In the parking lot, we got a call from one of the nurses, who wanted help with Dar screaming. When she learned where we were, she said that it could wait until we arrived at the PICU. When we did arrive, he was mostly calm. That varied over the course of the morning, with some help from us. In a way, it was nice to see Dar scream; that meant that he was back to his old self. In another way, I was amazed to see even the PICU nurses craning their necks and furrowing their brows when they heard Dar caterwaul. My takeaway: Dar’s condition is apparently unusual and surprising amongst people who hear babies scream all day. Yeah. It’s like that.

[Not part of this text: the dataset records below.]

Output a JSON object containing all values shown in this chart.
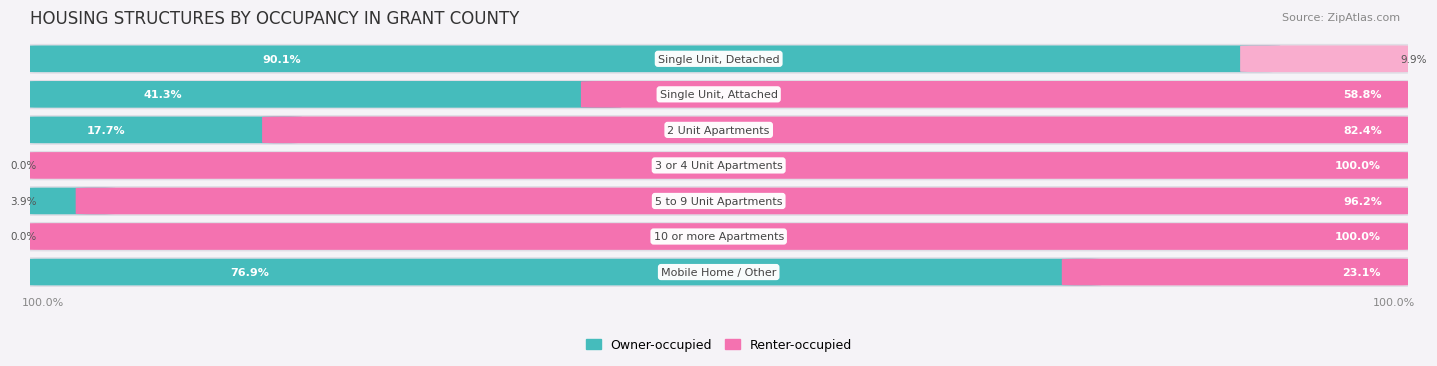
{
  "title": "HOUSING STRUCTURES BY OCCUPANCY IN GRANT COUNTY",
  "source": "Source: ZipAtlas.com",
  "categories": [
    "Single Unit, Detached",
    "Single Unit, Attached",
    "2 Unit Apartments",
    "3 or 4 Unit Apartments",
    "5 to 9 Unit Apartments",
    "10 or more Apartments",
    "Mobile Home / Other"
  ],
  "owner_pct": [
    90.1,
    41.3,
    17.7,
    0.0,
    3.9,
    0.0,
    76.9
  ],
  "renter_pct": [
    9.9,
    58.8,
    82.4,
    100.0,
    96.2,
    100.0,
    23.1
  ],
  "owner_color": "#45BCBC",
  "renter_color": "#F472B0",
  "renter_color_light": "#F9ADCE",
  "bg_row_color": "#ECEAF0",
  "page_bg_color": "#F5F3F7",
  "bar_bg_color": "#E0DEE6",
  "title_fontsize": 12,
  "label_fontsize": 8.0,
  "axis_label_fontsize": 8,
  "legend_fontsize": 9,
  "source_fontsize": 8,
  "xlim_left": -0.01,
  "xlim_right": 1.01
}
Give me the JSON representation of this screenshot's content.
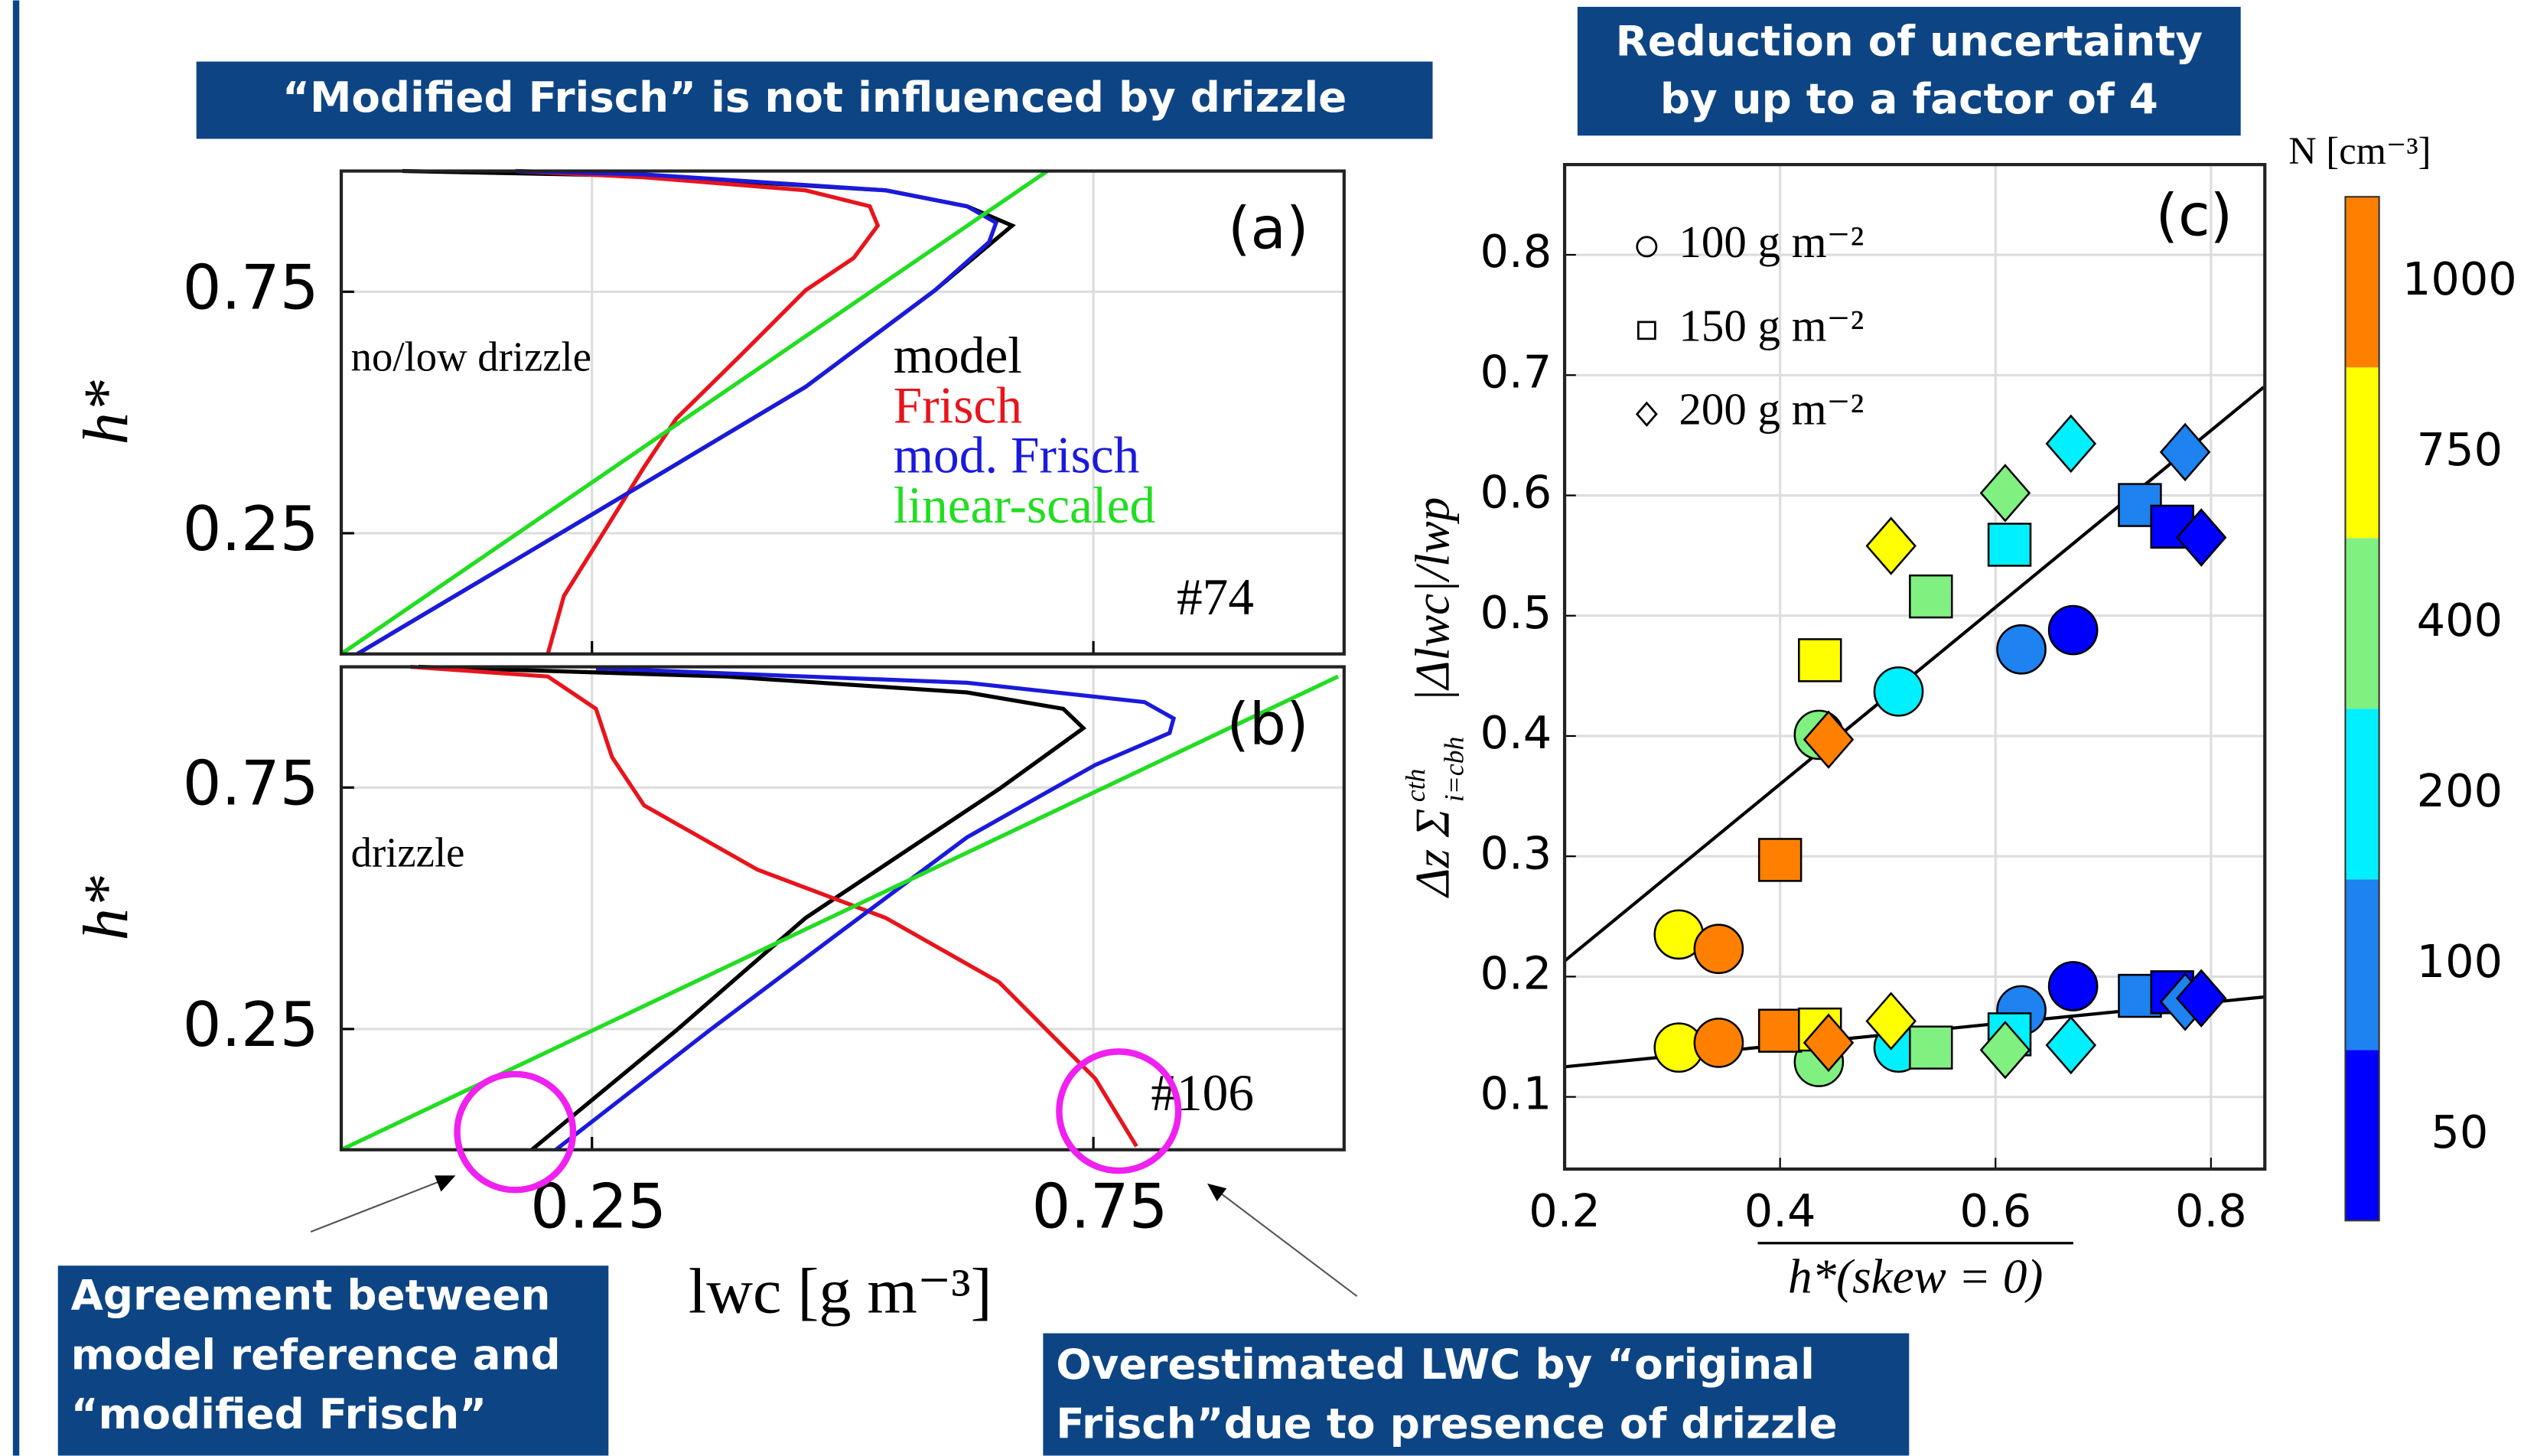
{
  "annotations": {
    "top_left": {
      "lines": [
        "“Modified Frisch” is not influenced by drizzle"
      ]
    },
    "top_right": {
      "lines": [
        "Reduction of uncertainty",
        "by up to a factor of 4"
      ]
    },
    "bottom_left": {
      "lines": [
        "Agreement  between",
        "model reference and",
        "“modified Frisch”"
      ]
    },
    "bottom_right": {
      "lines": [
        "Overestimated  LWC  by  “original",
        "Frisch”due to presence of drizzle"
      ]
    }
  },
  "chart_data": [
    {
      "type": "line",
      "panel_label": "(a)",
      "regime_label": "no/low drizzle",
      "case_label": "#74",
      "ylabel": "h*",
      "xlim": [
        0,
        1
      ],
      "ylim": [
        0,
        1
      ],
      "yticks": [
        0.25,
        0.75
      ],
      "grid": true,
      "series": [
        {
          "name": "model",
          "color": "#000000",
          "x": [
            0.016,
            0.302,
            0.463,
            0.592,
            0.669,
            0.624,
            0.543,
            0.302,
            0.061
          ],
          "values": [
            0,
            0.353,
            0.553,
            0.753,
            0.887,
            0.927,
            0.96,
            0.99,
            1.0
          ]
        },
        {
          "name": "Frisch",
          "color": "#e8141c",
          "x": [
            0.206,
            0.222,
            0.262,
            0.302,
            0.334,
            0.399,
            0.463,
            0.511,
            0.535,
            0.527,
            0.463,
            0.302,
            0.174
          ],
          "values": [
            0,
            0.12,
            0.253,
            0.387,
            0.487,
            0.62,
            0.753,
            0.82,
            0.887,
            0.927,
            0.96,
            0.987,
            1.0
          ]
        },
        {
          "name": "mod. Frisch",
          "color": "#1a1adc",
          "x": [
            0.016,
            0.302,
            0.463,
            0.592,
            0.646,
            0.653,
            0.624,
            0.543,
            0.302,
            0.174
          ],
          "values": [
            0,
            0.353,
            0.553,
            0.753,
            0.853,
            0.893,
            0.927,
            0.96,
            0.993,
            1.0
          ]
        },
        {
          "name": "linear-scaled",
          "color": "#22dd22",
          "x": [
            0,
            0.704
          ],
          "values": [
            0,
            1.0
          ]
        }
      ]
    },
    {
      "type": "line",
      "panel_label": "(b)",
      "regime_label": "drizzle",
      "case_label": "#106",
      "ylabel": "h*",
      "xlabel": "lwc [g m⁻³]",
      "xlim": [
        0,
        1
      ],
      "ylim": [
        0,
        1
      ],
      "xticks": [
        0.25,
        0.75
      ],
      "yticks": [
        0.25,
        0.75
      ],
      "grid": true,
      "series": [
        {
          "color": "#000000",
          "x": [
            0.19,
            0.334,
            0.463,
            0.559,
            0.656,
            0.74,
            0.72,
            0.624,
            0.383,
            0.077
          ],
          "values": [
            0,
            0.247,
            0.48,
            0.613,
            0.747,
            0.873,
            0.913,
            0.947,
            0.98,
            1.0
          ]
        },
        {
          "color": "#e8141c",
          "x": [
            0.069,
            0.206,
            0.254,
            0.27,
            0.302,
            0.415,
            0.543,
            0.656,
            0.704,
            0.752,
            0.793
          ],
          "values": [
            1.0,
            0.98,
            0.913,
            0.813,
            0.713,
            0.58,
            0.48,
            0.347,
            0.247,
            0.147,
            0.007
          ]
        },
        {
          "color": "#1a1adc",
          "x": [
            0.214,
            0.367,
            0.495,
            0.624,
            0.752,
            0.826,
            0.83,
            0.801,
            0.624,
            0.254
          ],
          "values": [
            0,
            0.247,
            0.447,
            0.647,
            0.797,
            0.863,
            0.893,
            0.927,
            0.967,
            0.997
          ]
        },
        {
          "color": "#22dd22",
          "x": [
            0,
            0.994
          ],
          "values": [
            0,
            0.98
          ]
        }
      ]
    },
    {
      "type": "scatter",
      "panel_label": "(c)",
      "xlabel": "h*(skew = 0)",
      "ylabel": {
        "prefix": "Δz Σ",
        "upper": "cth",
        "lower": "i=cbh",
        "suffix": "|Δlwc|/lwp"
      },
      "xlim": [
        0.2,
        0.85
      ],
      "ylim": [
        0.04,
        0.875
      ],
      "xticks": [
        0.2,
        0.4,
        0.6,
        0.8
      ],
      "yticks": [
        0.1,
        0.2,
        0.3,
        0.4,
        0.5,
        0.6,
        0.7,
        0.8
      ],
      "grid": true,
      "colorbar": {
        "label": "N [cm⁻³]",
        "ticks": [
          50,
          100,
          200,
          400,
          750,
          1000
        ],
        "colors": [
          "#0000ff",
          "#1e82f0",
          "#00f0ff",
          "#80f080",
          "#ffff00",
          "#ff8000"
        ]
      },
      "series": [
        {
          "name": "100 g m⁻²",
          "marker": "circle",
          "x": [
            0.306,
            0.343,
            0.306,
            0.343,
            0.436,
            0.436,
            0.51,
            0.51,
            0.624,
            0.624,
            0.672,
            0.672
          ],
          "values": [
            0.235,
            0.223,
            0.141,
            0.145,
            0.401,
            0.129,
            0.437,
            0.141,
            0.472,
            0.172,
            0.488,
            0.192
          ],
          "N": [
            750,
            1000,
            750,
            1000,
            400,
            400,
            200,
            200,
            100,
            100,
            50,
            50
          ]
        },
        {
          "name": "150 g m⁻²",
          "marker": "square",
          "x": [
            0.4,
            0.4,
            0.437,
            0.437,
            0.54,
            0.54,
            0.613,
            0.613,
            0.734,
            0.734,
            0.764,
            0.764
          ],
          "values": [
            0.297,
            0.155,
            0.463,
            0.156,
            0.516,
            0.141,
            0.559,
            0.152,
            0.592,
            0.184,
            0.574,
            0.187
          ],
          "N": [
            1000,
            1000,
            750,
            750,
            400,
            400,
            200,
            200,
            100,
            100,
            50,
            50
          ]
        },
        {
          "name": "200 g m⁻²",
          "marker": "diamond",
          "x": [
            0.445,
            0.445,
            0.503,
            0.503,
            0.609,
            0.609,
            0.67,
            0.67,
            0.776,
            0.776,
            0.791,
            0.791
          ],
          "values": [
            0.397,
            0.145,
            0.558,
            0.163,
            0.602,
            0.139,
            0.643,
            0.143,
            0.636,
            0.179,
            0.565,
            0.182
          ],
          "N": [
            1000,
            1000,
            750,
            750,
            400,
            400,
            200,
            200,
            100,
            100,
            50,
            50
          ]
        }
      ],
      "fits": [
        {
          "color": "#000000",
          "x": [
            0.2,
            0.849
          ],
          "values": [
            0.213,
            0.69
          ]
        },
        {
          "color": "#000000",
          "x": [
            0.2,
            0.849
          ],
          "values": [
            0.125,
            0.183
          ]
        }
      ]
    }
  ]
}
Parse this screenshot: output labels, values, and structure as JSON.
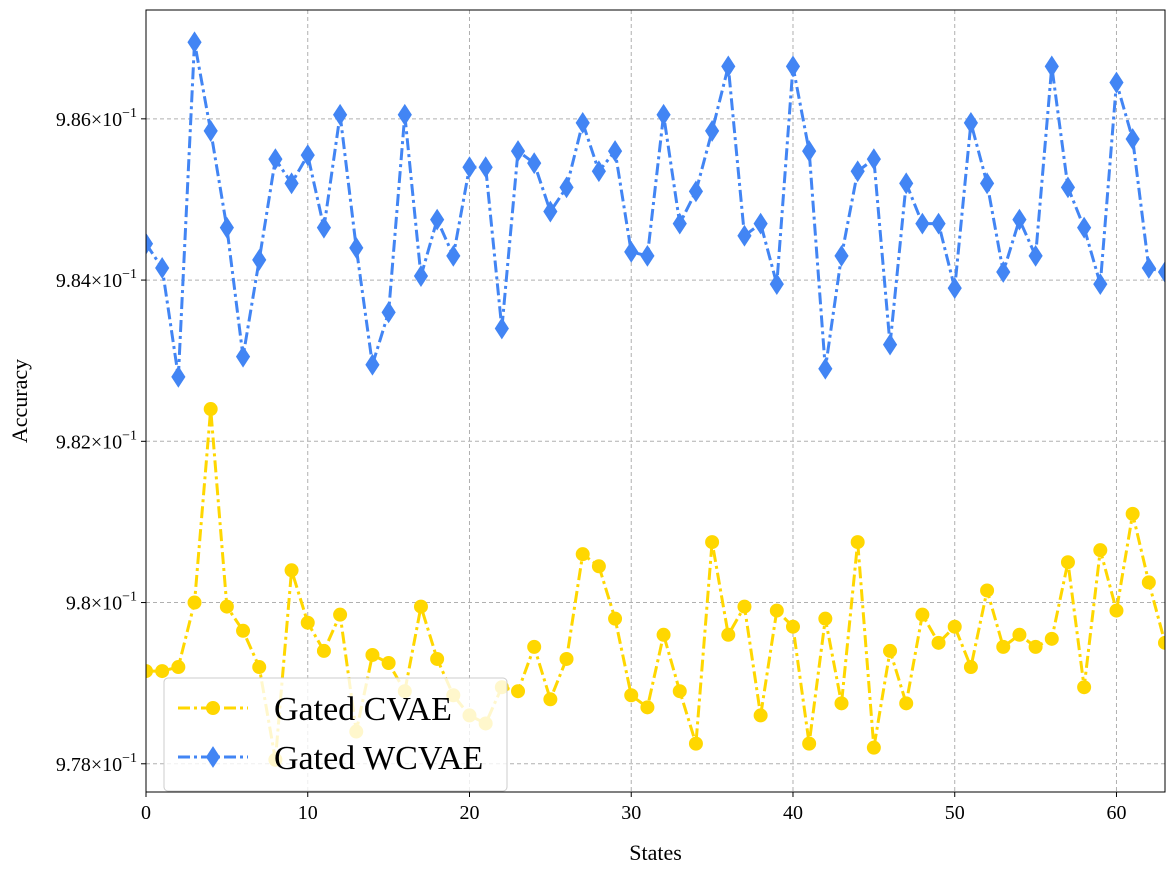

Dar’s lovely lead nurse assured us that Dar would be released that day, even on her shift, which would end by 2:00. First, they said, they needed to see him eat. Unfortunately he was puking any real food they gave him. We had brought him some of his favorites; I went to the vending machine for more. I spent a lot of the morning pushing him around the floor in a wheelchair, trying to keep him calm…and he sometimes puked out of the wheelchair. Finally, the doctors became willing to release him without him passing the passing test. 2019 pattern noted: 1, people in authority tell us about their firm rules, 2, they hear Dar scream for a while, 3, they bend those rules. He’s really NOT like your 9-year-old screaming; I wish he were.

So we went home with Dar around noon on the holiday of Monday, May 27. Dar was back to “normal,” except for the puking. I stayed with him on the Tuesday; we called him in sick to his (new) school. By the end of Tuesday, he was keeping foods down. He returned to school on Wednesday; I arrived with him and a new medicine protocol that the school…couldn’t do. So we called Dar’s neurologist, who immediately prescribed something that the school could do. Love that man.

As you might imagine, we now have a lot of information about seizures. It’s possible that Dar will never have another one. That’s made a little likelier with his current medication, designed to suppress seizures. It’s also possible that Dar already had seizures before last week. We had and have to sleep at some point. Even if we put a camera on him, even if we’re sleeping right next to him to guard against the possibility of seizures, we could still sleep through something crazy. But the chances of a seizure being fatal are…very very low. Like, the same odds that an 8.0 earthquake will hit the Bay Area today. Not impossible, of course, and worth planning for, but at some point one must live one’s life. Right?

After hearing this story, one friend texted, “Other than having you as parents, Dar can’t catch a break in this life.” It does feel a little bit like that. I don’t know what Dar or we have done to earn this kind of karma. But maybe a few karma credits are waiting for us somewhere? As Aragorn once said tersely, “there is always hope.”